In my research, I contrast novel methods of artificial intelligence against conventional approaches with the goal to answer macroeconomic and monetary policy related questions. In one research project, I provide a forecast comparison of a parsimonious and fundamental artificial neural network (ANN), a dynamic stochastic general equilibrium model (DSGE), a Bayesian VAR, as well as official forecasts. Training or estimating either model with U.S. real-time data in an expanding window framework reveals a superior forecasting performance by the ANN. This superiority increases with the forecasting horizon and with the actuality of the data. As even this benchmark ANN yields promising results, further applications of ANNs for forecasting but also in a modeling-context is recommended.
Two of my research projects deal with the effectiveness of unconventional policy, i.e. the central banks' purchases of treasury securities. A structural model comparison of several DSGE models aims at comparing QE effects across models to tackle the problem of model uncertainty. The results provide evidence for QE having rather little impact on the economy, which questions large investment volumes and motivates balance sheet normalization.
To overcome the problem of model uncertainty, in another project I employ a novel empirical approach making use of a nonlinear ANN-based model economy, which does not require a-priori assumptions about the transmission channel of QE. The results point to asymmetric effects of this policy intervention which are contingent on the prior state of the economy. It can be said, that the deeper the crisis, the more powerful is QE. Nevertheless, also this project underlines rather small overall effects.
The idea for another research project was developed when I was thinking about the working mechanism of the autopilot and the underlying principles of control theory.
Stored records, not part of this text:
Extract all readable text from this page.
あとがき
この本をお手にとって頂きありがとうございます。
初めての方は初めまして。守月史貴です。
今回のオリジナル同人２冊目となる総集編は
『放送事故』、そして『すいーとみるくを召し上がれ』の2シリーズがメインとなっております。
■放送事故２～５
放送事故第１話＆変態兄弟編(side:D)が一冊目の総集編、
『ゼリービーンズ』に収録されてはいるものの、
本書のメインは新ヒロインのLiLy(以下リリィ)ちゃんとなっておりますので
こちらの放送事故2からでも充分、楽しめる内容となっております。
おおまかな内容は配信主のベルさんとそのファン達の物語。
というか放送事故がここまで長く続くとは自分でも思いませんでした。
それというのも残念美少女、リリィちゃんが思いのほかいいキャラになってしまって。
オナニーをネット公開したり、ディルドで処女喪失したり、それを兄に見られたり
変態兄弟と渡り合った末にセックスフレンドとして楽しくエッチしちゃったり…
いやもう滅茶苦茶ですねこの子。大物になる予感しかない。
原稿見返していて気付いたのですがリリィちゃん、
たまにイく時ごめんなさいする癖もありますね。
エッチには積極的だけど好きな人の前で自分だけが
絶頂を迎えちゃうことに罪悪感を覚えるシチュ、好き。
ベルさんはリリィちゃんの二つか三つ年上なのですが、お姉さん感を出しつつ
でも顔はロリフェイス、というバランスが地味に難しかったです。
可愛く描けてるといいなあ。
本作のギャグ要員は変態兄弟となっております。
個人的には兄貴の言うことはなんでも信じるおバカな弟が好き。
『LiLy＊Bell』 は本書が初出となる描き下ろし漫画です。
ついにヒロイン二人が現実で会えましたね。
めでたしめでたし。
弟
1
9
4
As it relies on circular dependencies which can also be found in a macroeconomic context, the methods should be transferrable as well. Hence, a machine-learning technique called reinforcement learning, which is an enhancement of control theory, is employed to find optimal monetary policy reactions functions. The rules (linear and nonlinear) are trained in two different environments which are based on a structural VAR and a nonlinear ANN economy. The trained rules can be shown to reduce the central bank loss by over 43%, assuming an inflation target of 2% and an output gap target of zero.
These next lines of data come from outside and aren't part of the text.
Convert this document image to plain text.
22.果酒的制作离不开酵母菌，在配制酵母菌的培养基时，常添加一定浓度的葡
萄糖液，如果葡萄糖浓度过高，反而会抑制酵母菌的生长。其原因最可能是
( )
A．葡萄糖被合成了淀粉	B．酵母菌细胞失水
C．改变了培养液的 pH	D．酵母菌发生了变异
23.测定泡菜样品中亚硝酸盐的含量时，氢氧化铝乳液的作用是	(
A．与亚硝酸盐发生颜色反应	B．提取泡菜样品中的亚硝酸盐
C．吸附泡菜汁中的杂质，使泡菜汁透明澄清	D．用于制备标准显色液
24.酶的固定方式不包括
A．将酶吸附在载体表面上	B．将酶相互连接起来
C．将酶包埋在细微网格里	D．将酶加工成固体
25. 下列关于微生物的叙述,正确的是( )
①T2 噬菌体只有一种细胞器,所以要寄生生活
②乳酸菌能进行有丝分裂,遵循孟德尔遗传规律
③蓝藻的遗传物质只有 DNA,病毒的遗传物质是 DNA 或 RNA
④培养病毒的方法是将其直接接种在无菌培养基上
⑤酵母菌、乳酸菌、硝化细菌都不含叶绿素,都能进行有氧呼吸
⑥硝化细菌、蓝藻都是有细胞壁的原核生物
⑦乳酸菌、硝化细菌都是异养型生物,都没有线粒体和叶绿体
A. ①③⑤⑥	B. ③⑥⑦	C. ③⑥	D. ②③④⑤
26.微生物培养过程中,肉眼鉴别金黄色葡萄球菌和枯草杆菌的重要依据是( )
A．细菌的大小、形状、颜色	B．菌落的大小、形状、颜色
The findings of my research projects allow to conclude that methods of artificial intelligence can improve upon standard approaches, especially when nonlinearities are present or underlying functional interrelations are unknown. The promising results motivate further research in this interdisciplinary field.
Can you benefit in any way from your research at IMFS in your job at Lufthansa? / How can your research help you being a good pilot at Lufthansa?
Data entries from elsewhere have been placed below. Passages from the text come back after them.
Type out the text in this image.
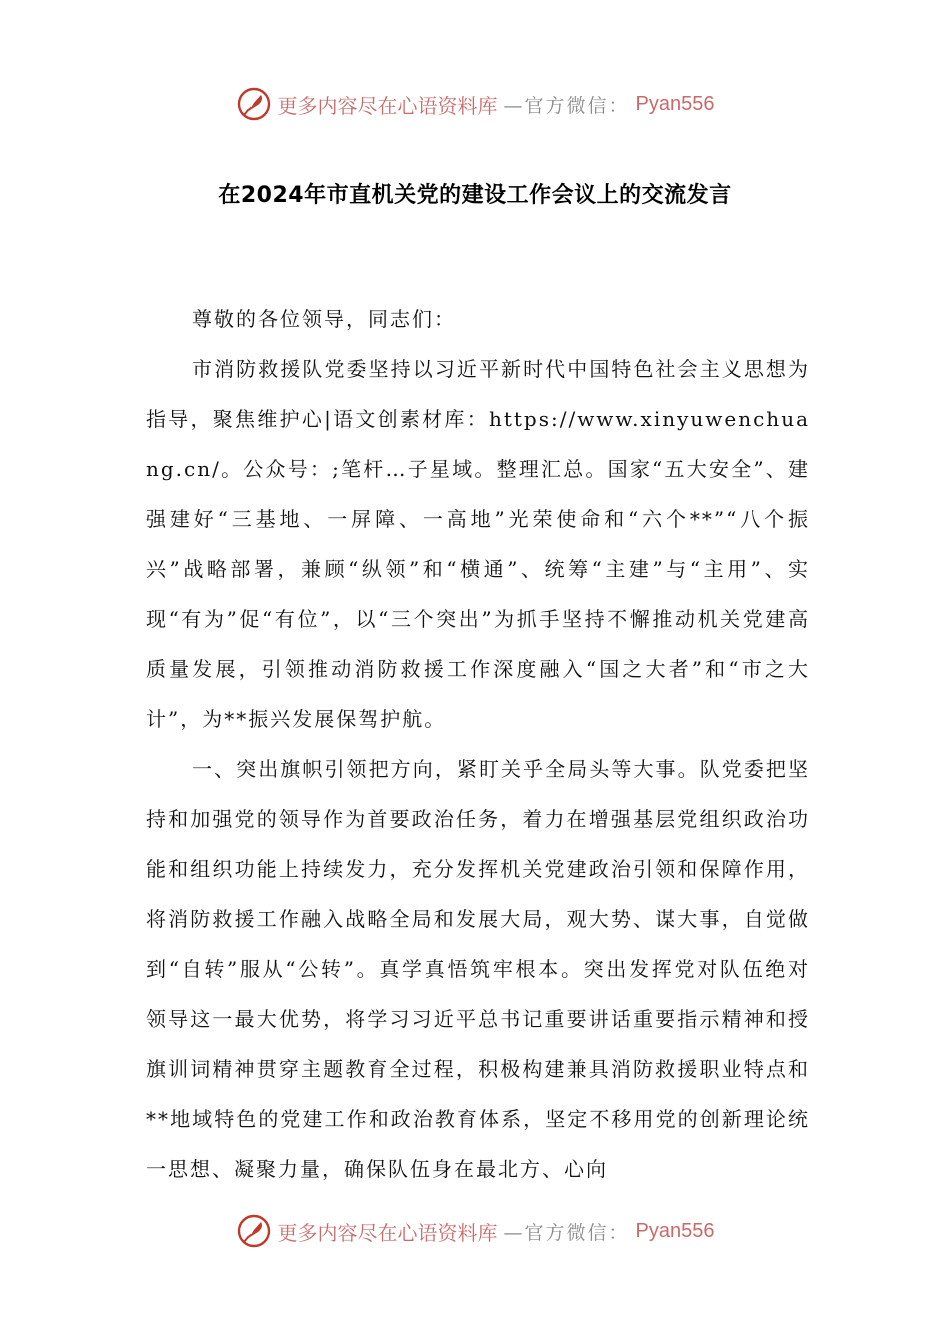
更多内容尽在心语资料库 —官方微信： Pyan556
在2024年市直机关党的建设工作会议上的交流发言

尊敬的各位领导，同志们：

市消防救援队党委坚持以习近平新时代中国特色社会主义思想为指导，聚焦维护心|语文创素材库：https://www.xinyuwenchuang.cn/。公众号：;笔杆…子星域。整理汇总。国家“五大安全”、建强建好“三基地、一屏障、一高地”光荣使命和“六个**”“八个振兴”战略部署，兼顾“纵领”和“横通”、统筹“主建”与“主用”、实现“有为”促“有位”，以“三个突出”为抓手坚持不懈推动机关党建高质量发展，引领推动消防救援工作深度融入“国之大者”和“市之大计”，为**振兴发展保驾护航。

一、突出旗帜引领把方向，紧盯关乎全局头等大事。队党委把坚持和加强党的领导作为首要政治任务，着力在增强基层党组织政治功能和组织功能上持续发力，充分发挥机关党建政治引领和保障作用，将消防救援工作融入战略全局和发展大局，观大势、谋大事，自觉做到“自转”服从“公转”。真学真悟筑牢根本。突出发挥党对队伍绝对领导这一最大优势，将学习习近平总书记重要讲话重要指示精神和授旗训词精神贯穿主题教育全过程，积极构建兼具消防救援职业特点和**地域特色的党建工作和政治教育体系，坚定不移用党的创新理论统一思想、凝聚力量，确保队伍身在最北方、心向

更多内容尽在心语资料库 —官方微信： Pyan556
There is clearly no direct link between research on monetary policy and the occupation as a pilot. However, there are some relevant skills that I developed through doing research such as stress resistance, the ability to put confuse information in order or to have an eye for the detail. Besides that, the teamwork within the IMFS initiative allowed to train many interpersonal skills which are a prerequisite for any job-related and also private relationship.
Furthermore, my plan is to complement my job as a pilot by another function which will take more advantage of Ph.D.-related knowledge as regards to content. I would especially like to exert and strengthen my skills in artificial intelligence as I see many use cases of these techniques in business companies and policy agencies.
What did you enjoy most regarding your time at the IMFS?
Working at the IMFS offered a lot of opportunities which supported my research path and also my future career plans. On the one hand, working on a great project as the macroeconomic model comparison initiative widened the knowledge about project management and it offered several touch points with an international research community. On the other hand, we had a lot of free space to work on projects of our own which facilitated to progress with the doctoral thesis. I would say working for the IMFS was a welcome chance to start working in a research-related field and to conduct own thesis-related research at the same time.